If the cost of wiring Alaska to compete with urban areas in the 48 contiguous states makes economic sense, then someone else will fund it, and make money from it. Frankly, thinking government should coat everything with single-tone paint and enable "universal telecommunications access" irrespective of whether that connectivity makes sense is a legacy of the devil's bargain made between the US Government and pre-breakup AT&T. Back then, the government protected AT&T from competition in exchange for AT&T serving as a cash cow.

Well, the hyper-regulated telecommunications environment that resulted from that arrangement was a bad idea, and we are STILL paying for it through a communications industry that is just now starting to cut away the strangulating coils of red tape.

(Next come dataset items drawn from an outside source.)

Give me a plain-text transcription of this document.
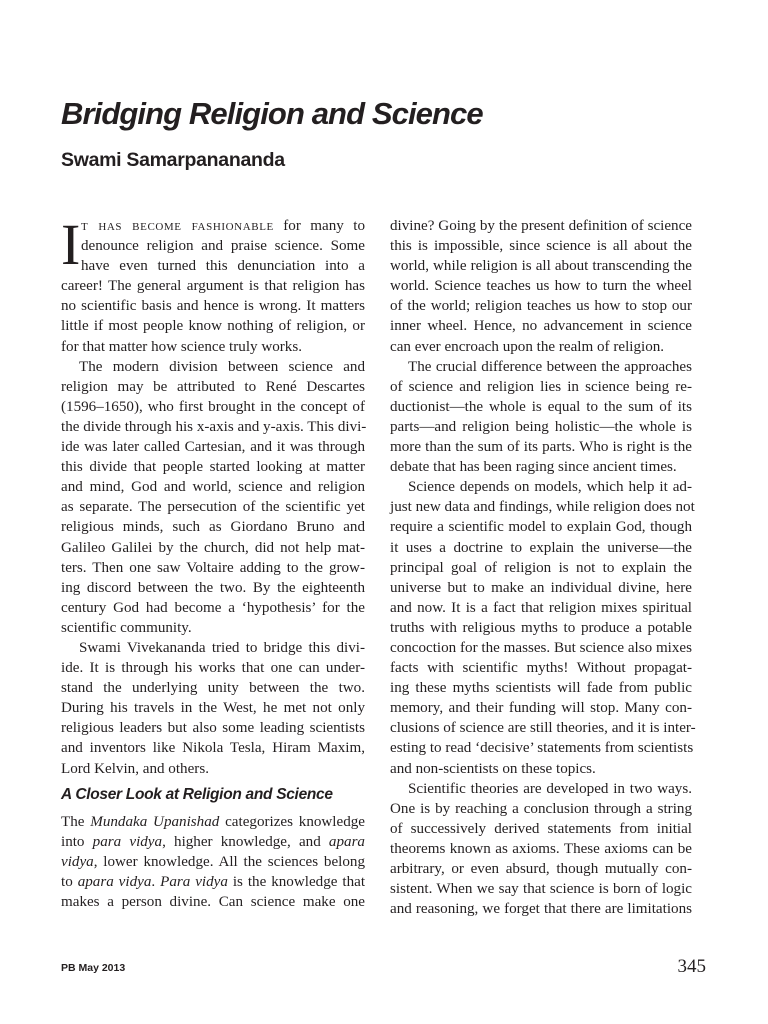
Bridging Religion and Science
Swami Samarpanananda
I t has become fashionable for many to
denounce religion and praise science. Some
have even turned this denunciation into a
career! The general argument is that religion has
no scientific basis and hence is wrong. It matters
little if most people know nothing of religion, or
for that matter how science truly works.
The modern division between science and
religion may be attributed to René Descartes
(1596–1650), who first brought in the concept of
the divide through his x-axis and y-axis. This divi-
ide was later called Cartesian, and it was through
this divide that people started looking at matter
and mind, God and world, science and religion
as separate. The persecution of the scientific yet
religious minds, such as Giordano Bruno and
Galileo Galilei by the church, did not help mat-
ters. Then one saw Voltaire adding to the grow-
ing discord between the two. By the eighteenth
century God had become a ‘hypothesis’ for the
scientific community.
Swami Vivekananda tried to bridge this divi-
ide. It is through his works that one can under-
stand the underlying unity between the two.
During his travels in the West, he met not only
religious leaders but also some leading scientists
and inventors like Nikola Tesla, Hiram Maxim,
Lord Kelvin, and others.
A Closer Look at Religion and Science
The Mundaka Upanishad categorizes knowledge
into para vidya, higher knowledge, and apara
vidya, lower knowledge. All the sciences belong
to apara vidya. Para vidya is the knowledge that
makes a person divine. Can science make one
divine? Going by the present definition of science
this is impossible, since science is all about the
world, while religion is all about transcending the
world. Science teaches us how to turn the wheel
of the world; religion teaches us how to stop our
inner wheel. Hence, no advancement in science
can ever encroach upon the realm of religion.
The crucial difference between the approaches
of science and religion lies in science being re-
ductionist—the whole is equal to the sum of its
parts—and religion being holistic—the whole is
more than the sum of its parts. Who is right is the
debate that has been raging since ancient times.
Science depends on models, which help it ad-
just new data and findings, while religion does not
require a scientific model to explain God, though
it uses a doctrine to explain the universe—the
principal goal of religion is not to explain the
universe but to make an individual divine, here
and now. It is a fact that religion mixes spiritual
truths with religious myths to produce a potable
concoction for the masses. But science also mixes
facts with scientific myths! Without propagat-
ing these myths scientists will fade from public
memory, and their funding will stop. Many con-
clusions of science are still theories, and it is inter-
esting to read ‘decisive’ statements from scientists
and non-scientists on these topics.
Scientific theories are developed in two ways.
One is by reaching a conclusion through a string
of successively derived statements from initial
theorems known as axioms. These axioms can be
arbitrary, or even absurd, though mutually con-
sistent. When we say that science is born of logic
and reasoning, we forget that there are limitations
PB May 2013	345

Besides, consider that Internet access is vastly cheaper than was the case with traditional voice networks. Your options include satellite, cable modems, and high-speed data access over cell networks (which is actually not a bad option; my brother uses an all-you-can-eat fixed-rate broadband modem from Verizon Wireless so he can connect from his shack somewhere on the windy planes of Colorado). In the not too distant future, we may even have broadband access over power lines. As far as I know, Alaskans aren't forced to make do with candles.

Frankly, attempts to extend the USF into Internet communications just feeds the beast whose gut already spills well over its Texas-sized belt buckle. The revolution set in motion by a global Internet provides an opportunity to create a telecommunications universe free of the graft, inefficiency and opportunity for monopolization that typified the old one (the USF is just one more way to make it more expensive to enter the telecommunications market). Blocking that opportunity are greedy politicans trying to pound square new telecommunications pegs into old regulatory round holes. Yes, it's possible to do this, but the result may end up breaking things.

Minimizing government regulation is a stated goal of the current party in power. The best way to start is to let the Universal Service Fund die the slow death it deserves.